Status tersebut ditetapkan melalui Peraturan Pemerintah Nomor 35 Tahun 2026 tentang Perguruan Tinggi Negeri Badan Hukum Universitas Udayana yang ditandatangani Presiden Prabowo Subianto pada 11 Agustus 2026. Dengan keputusan ini, Unud menjadi perguruan tinggi negeri ke-25 yang berstatus badan hukum.
Universitas Udayana sebelumnya berstatus PTN Badan Layanan Umum (BLU). Perubahan menjadi PTN-BH memberikan kewenangan dan otonomi yang lebih luas dalam pengelolaan institusi, sumber daya, keuangan, serta pengembangan program akademik.
Menariknya, Unud memastikan perubahan status tersebut tidak disertai kenaikan Uang Kuliah Tunggal (UKT). Kampus juga menargetkan status baru ini dapat memperkuat kualitas pendidikan, penelitian, inovasi, serta kerja sama dengan berbagai mitra nasional dan internasional.
Apa Itu PTN-BH?
PTN-BH merupakan perguruan tinggi negeri yang berstatus sebagai badan hukum publik dan memiliki tingkat otonomi lebih besar dibandingkan PTN Satker maupun PTN-BLU.
Dengan status tersebut, perguruan tinggi memiliki keleluasaan dalam sejumlah aspek, antara lain pengelolaan keuangan dan sumber daya manusia, pengembangan badan usaha dan dana abadi, serta pembukaan maupun penutupan program studi sesuai ketentuan yang berlaku.

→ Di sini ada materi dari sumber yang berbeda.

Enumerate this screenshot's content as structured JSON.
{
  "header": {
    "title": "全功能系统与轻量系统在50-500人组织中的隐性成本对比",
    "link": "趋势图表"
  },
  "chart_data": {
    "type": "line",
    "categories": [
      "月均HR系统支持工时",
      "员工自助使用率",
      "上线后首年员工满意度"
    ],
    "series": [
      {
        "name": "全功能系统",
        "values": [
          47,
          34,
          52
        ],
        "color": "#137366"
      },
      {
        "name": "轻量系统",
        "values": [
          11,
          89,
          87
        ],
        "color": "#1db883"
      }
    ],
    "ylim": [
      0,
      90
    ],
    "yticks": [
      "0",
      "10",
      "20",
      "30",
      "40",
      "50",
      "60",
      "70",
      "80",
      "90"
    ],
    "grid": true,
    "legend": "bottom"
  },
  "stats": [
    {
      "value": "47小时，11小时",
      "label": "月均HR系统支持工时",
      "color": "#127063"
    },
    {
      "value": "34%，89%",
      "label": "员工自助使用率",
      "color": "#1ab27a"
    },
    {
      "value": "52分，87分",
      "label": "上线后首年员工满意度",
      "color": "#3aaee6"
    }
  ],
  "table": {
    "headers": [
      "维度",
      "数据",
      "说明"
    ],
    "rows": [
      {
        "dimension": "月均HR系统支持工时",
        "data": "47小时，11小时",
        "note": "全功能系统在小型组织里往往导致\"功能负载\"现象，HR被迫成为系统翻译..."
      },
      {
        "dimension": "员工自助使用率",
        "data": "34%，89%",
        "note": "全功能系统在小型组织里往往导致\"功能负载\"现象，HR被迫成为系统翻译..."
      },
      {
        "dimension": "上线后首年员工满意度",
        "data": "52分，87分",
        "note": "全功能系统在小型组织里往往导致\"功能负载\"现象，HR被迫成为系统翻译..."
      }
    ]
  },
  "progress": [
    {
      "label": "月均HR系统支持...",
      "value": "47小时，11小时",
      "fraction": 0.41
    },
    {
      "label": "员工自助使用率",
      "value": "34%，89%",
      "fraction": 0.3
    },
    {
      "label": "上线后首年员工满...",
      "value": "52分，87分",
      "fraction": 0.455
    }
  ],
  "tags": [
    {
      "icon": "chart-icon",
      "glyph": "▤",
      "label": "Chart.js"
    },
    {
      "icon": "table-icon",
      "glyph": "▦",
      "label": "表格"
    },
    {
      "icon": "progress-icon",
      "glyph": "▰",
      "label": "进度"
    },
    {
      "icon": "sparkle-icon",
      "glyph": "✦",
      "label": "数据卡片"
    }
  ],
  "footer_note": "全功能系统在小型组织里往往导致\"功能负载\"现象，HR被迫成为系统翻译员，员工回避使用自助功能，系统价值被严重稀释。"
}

Daftar PTN-BH di Indonesia
Selain Universitas Udayana, sejumlah kampus besar lainnya telah lebih dulu menyandang status PTN-BH. Di antaranya Universitas Indonesia, Universitas Gadjah Mada, Institut Teknologi Bandung, IPB University, Universitas Padjadjaran, Universitas Diponegoro, Universitas Airlangga, Institut Teknologi Sepuluh Nopember, Universitas Brawijaya, Universitas Hasanuddin, Universitas Sriwijaya, Universitas Andalas, Universitas Syiah Kuala, Universitas Negeri Jakarta, Universitas Pendidikan Indonesia, dan Universitas Sebelas Maret.

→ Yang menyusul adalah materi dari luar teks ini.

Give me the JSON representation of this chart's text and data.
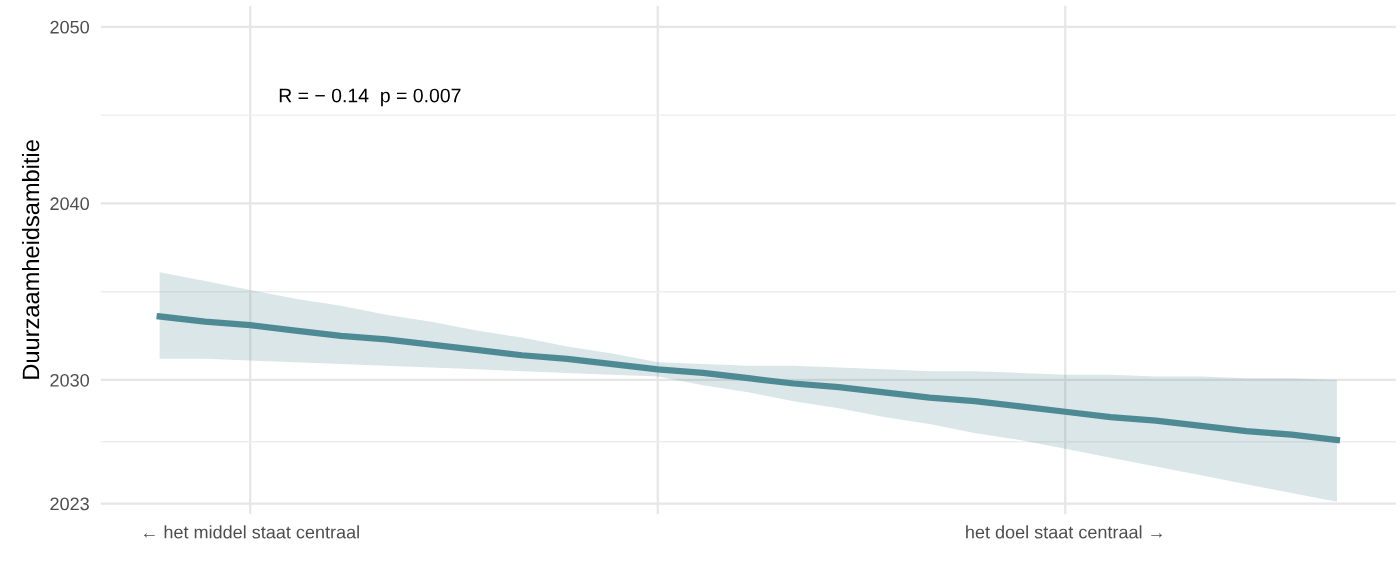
{
  "chart_data": {
    "type": "line",
    "ylabel": "Duurzaamheidsambitie",
    "categories": [
      null,
      null,
      "← het middel staat centraal",
      null,
      null,
      null,
      null,
      null,
      null,
      null,
      null,
      null,
      null,
      null,
      null,
      null,
      null,
      null,
      null,
      null,
      "het doel staat centraal →",
      null,
      null,
      null,
      null,
      null,
      null
    ],
    "series": [
      {
        "color": "#4e8a94",
        "values": [
          2033.6,
          2033.3,
          2033.1,
          2032.8,
          2032.5,
          2032.3,
          2032.0,
          2031.7,
          2031.4,
          2031.2,
          2030.9,
          2030.6,
          2030.4,
          2030.1,
          2029.8,
          2029.6,
          2029.3,
          2029.0,
          2028.8,
          2028.5,
          2028.2,
          2027.9,
          2027.7,
          2027.4,
          2027.1,
          2026.9,
          2026.6
        ],
        "lower": [
          2031.2,
          2031.2,
          2031.1,
          2031.0,
          2030.9,
          2030.8,
          2030.7,
          2030.6,
          2030.5,
          2030.4,
          2030.3,
          2030.2,
          2029.7,
          2029.3,
          2028.8,
          2028.4,
          2027.9,
          2027.5,
          2027.0,
          2026.6,
          2026.1,
          2025.6,
          2025.1,
          2024.6,
          2024.1,
          2023.6,
          2023.1
        ],
        "upper": [
          2036.1,
          2035.6,
          2035.1,
          2034.6,
          2034.2,
          2033.7,
          2033.3,
          2032.8,
          2032.4,
          2031.9,
          2031.5,
          2031.0,
          2030.9,
          2030.8,
          2030.8,
          2030.7,
          2030.6,
          2030.5,
          2030.5,
          2030.4,
          2030.3,
          2030.3,
          2030.2,
          2030.2,
          2030.1,
          2030.1,
          2030.0
        ]
      }
    ],
    "ylim": [
      2022.4,
      2051.2
    ],
    "yticks": [
      2023,
      2030,
      2040,
      2050
    ],
    "grid": true,
    "marker": "none",
    "line_style": "solid",
    "annotations": [
      "R = − 0.14  p = 0.007"
    ]
  }
}
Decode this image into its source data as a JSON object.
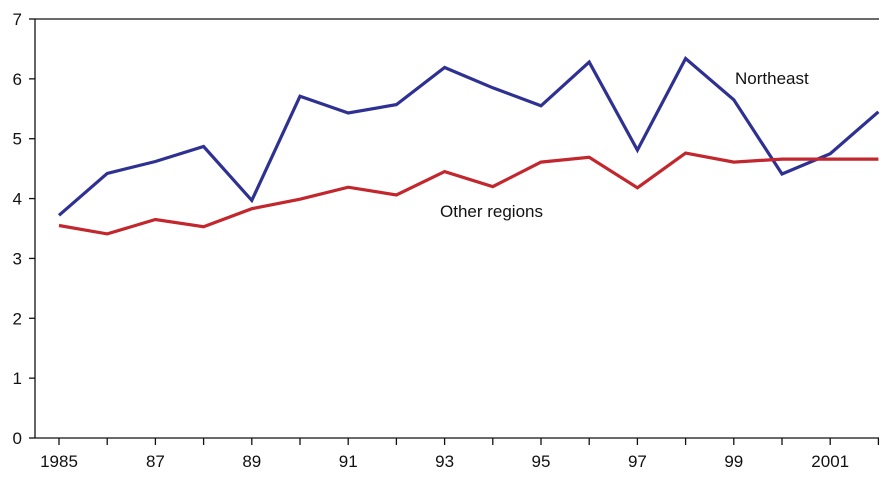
{
  "chart_data": {
    "type": "line",
    "title": "",
    "xlabel": "",
    "ylabel": "",
    "x": [
      1985,
      1986,
      1987,
      1988,
      1989,
      1990,
      1991,
      1992,
      1993,
      1994,
      1995,
      1996,
      1997,
      1998,
      1999,
      2000,
      2001,
      2002
    ],
    "x_tick_values": [
      1985,
      1987,
      1989,
      1991,
      1993,
      1995,
      1997,
      1999,
      2001
    ],
    "x_tick_labels": [
      "1985",
      "87",
      "89",
      "91",
      "93",
      "95",
      "97",
      "99",
      "2001"
    ],
    "ylim": [
      0,
      7
    ],
    "y_ticks": [
      0,
      1,
      2,
      3,
      4,
      5,
      6,
      7
    ],
    "grid": false,
    "series": [
      {
        "name": "Northeast",
        "color": "#2e3192",
        "values": [
          3.72,
          4.42,
          4.62,
          4.87,
          3.97,
          5.71,
          5.43,
          5.57,
          6.19,
          5.85,
          5.55,
          6.28,
          4.81,
          6.34,
          5.65,
          4.41,
          4.75,
          5.45
        ]
      },
      {
        "name": "Other regions",
        "color": "#c1272d",
        "values": [
          3.55,
          3.41,
          3.65,
          3.53,
          3.83,
          3.99,
          4.19,
          4.06,
          4.45,
          4.2,
          4.61,
          4.69,
          4.18,
          4.76,
          4.61,
          4.66,
          4.66,
          4.66
        ]
      }
    ]
  }
}
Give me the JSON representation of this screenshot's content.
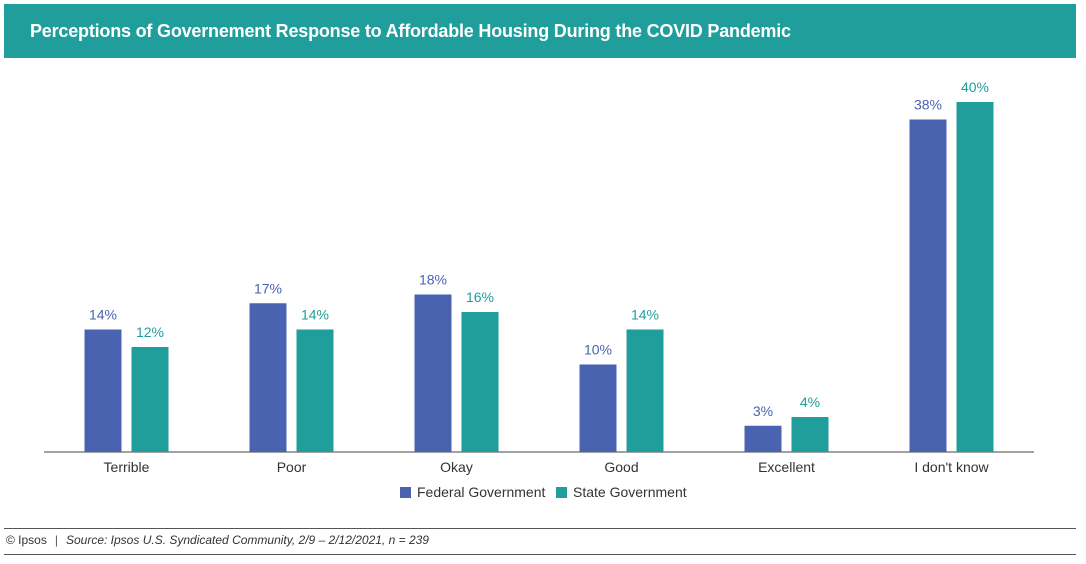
{
  "header": {
    "title": "Perceptions of Governement Response to Affordable Housing During the COVID Pandemic"
  },
  "chart_data": {
    "type": "bar",
    "categories": [
      "Terrible",
      "Poor",
      "Okay",
      "Good",
      "Excellent",
      "I don't know"
    ],
    "series": [
      {
        "name": "Federal Government",
        "values": [
          14,
          17,
          18,
          10,
          3,
          38
        ],
        "labels": [
          "14%",
          "17%",
          "18%",
          "10%",
          "3%",
          "38%"
        ],
        "color": "#4a63b0"
      },
      {
        "name": "State Government",
        "values": [
          12,
          14,
          16,
          14,
          4,
          40
        ],
        "labels": [
          "12%",
          "14%",
          "16%",
          "14%",
          "4%",
          "40%"
        ],
        "color": "#1f9e9b"
      }
    ],
    "ylim": [
      0,
      40
    ],
    "grid": false,
    "legend_position": "bottom"
  },
  "footer": {
    "brand": "© Ipsos",
    "separator": "|",
    "source": "Source: Ipsos U.S. Syndicated Community, 2/9 – 2/12/2021, n = 239"
  },
  "colors": {
    "title_bar": "#1f9e9b",
    "federal": "#4a63b0",
    "state": "#1f9e9b"
  }
}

Dari sisi akreditasi, banyak PTN-BH telah memperoleh predikat Unggul. Universitas Udayana sendiri tercatat memiliki akreditasi perguruan tinggi dengan peringkat Unggul yang masih berlaku hingga Desember 2026.
Bertambahnya jumlah PTN-BH menunjukkan adanya dorongan terhadap penguatan otonomi dan tata kelola perguruan tinggi. Namun, status badan hukum juga menuntut kampus untuk semakin profesional, transparan, akuntabel, serta mampu menjaga kualitas layanan pendidikan bagi mahasiswa.